When you write data to disk, the I/O scheduler decides when that data is
actually sent to the disk. The default under most *nix distributions is a
scheduler called cfq
(Completely Fair Queuing).
This scheduler allocates time slices to each process, and then optimizes the delivery of these various queues to the disk. It is optimized for spinning media: the nature of rotating platters means it is more efficient to write data to disk based on physical layout.
This is inefficient for SSD, however, since there are no spinning platters
involved. Instead, deadline
or noop
should be used instead. The deadline
scheduler optimizes based on how long writes have been pending, while noop
is
just a simple FIFO queue.
This simple change can have dramatic impacts. We’ve seen a 500-fold improvement to write throughput just by using the correct scheduler.
If you use spinning media, try to obtain the fastest disks possible (high-performance server disks, 15k RPM drives).
Using RAID 0 is an effective way to increase disk speed, for both spinning disks and SSD. There is no need to use mirroring or parity variants of RAID, since high availability is built into Elasticsearch via replicas.
Finally, avoid network-attached storage (NAS). People routinely claim their NAS solution is faster and more reliable than local drives. Despite these claims, we have never seen NAS live up to its hype. NAS is often slower, displays larger latencies with a wider deviation in average latency, and is a single point of failure.
A fast and reliable network is obviously important to performance in a distributed system. Low latency helps ensure that nodes can communicate easily, while high bandwidth helps shard movement and recovery. Modern data-center networking (1 GbE, 10 GbE) is sufficient for the vast majority of clusters.
Avoid clusters that span multiple data centers, even if the data centers are colocated in close proximity. Definitely avoid clusters that span large geographic distances.
Elasticsearch clusters assume that all nodes are equal—not that half the nodes are actually 150ms distant in another data center. Larger latencies tend to exacerbate problems in distributed systems and make debugging and resolution more difficult.

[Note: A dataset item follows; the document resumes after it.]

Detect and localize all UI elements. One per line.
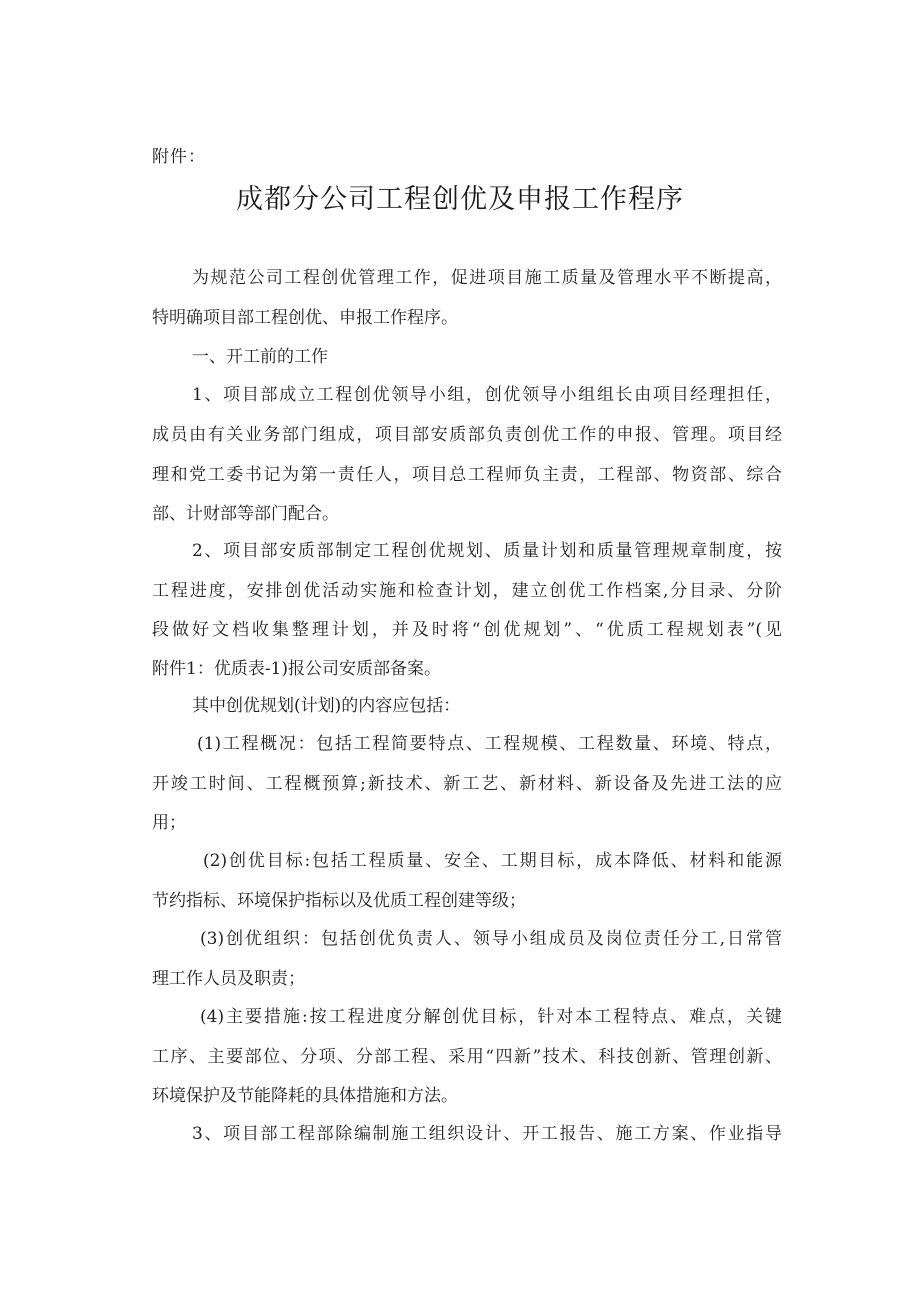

Similar to the NAS argument, everyone claims that their pipe between data centers is robust and low latency. This is true—until it isn’t (a network failure will happen eventually; you can count on it). From our experience, the hassle of managing cross–data center clusters is simply not worth the cost.
It is possible nowadays to obtain truly enormous machines: hundreds of gigabytes of RAM with dozens of CPU cores. Conversely, it is also possible to spin up thousands of small virtual machines in cloud platforms such as EC2. Which approach is best?
In general, it is better to prefer medium-to-large boxes. Avoid small machines, because you don’t want to manage a cluster with a thousand nodes, and the overhead of simply running Elasticsearch is more apparent on such small boxes.
At the same time, avoid the truly enormous machines. They often lead to imbalanced resource usage (for example, all the memory is being used, but none of the CPU) and can add logistical complexity if you have to run multiple nodes per machine.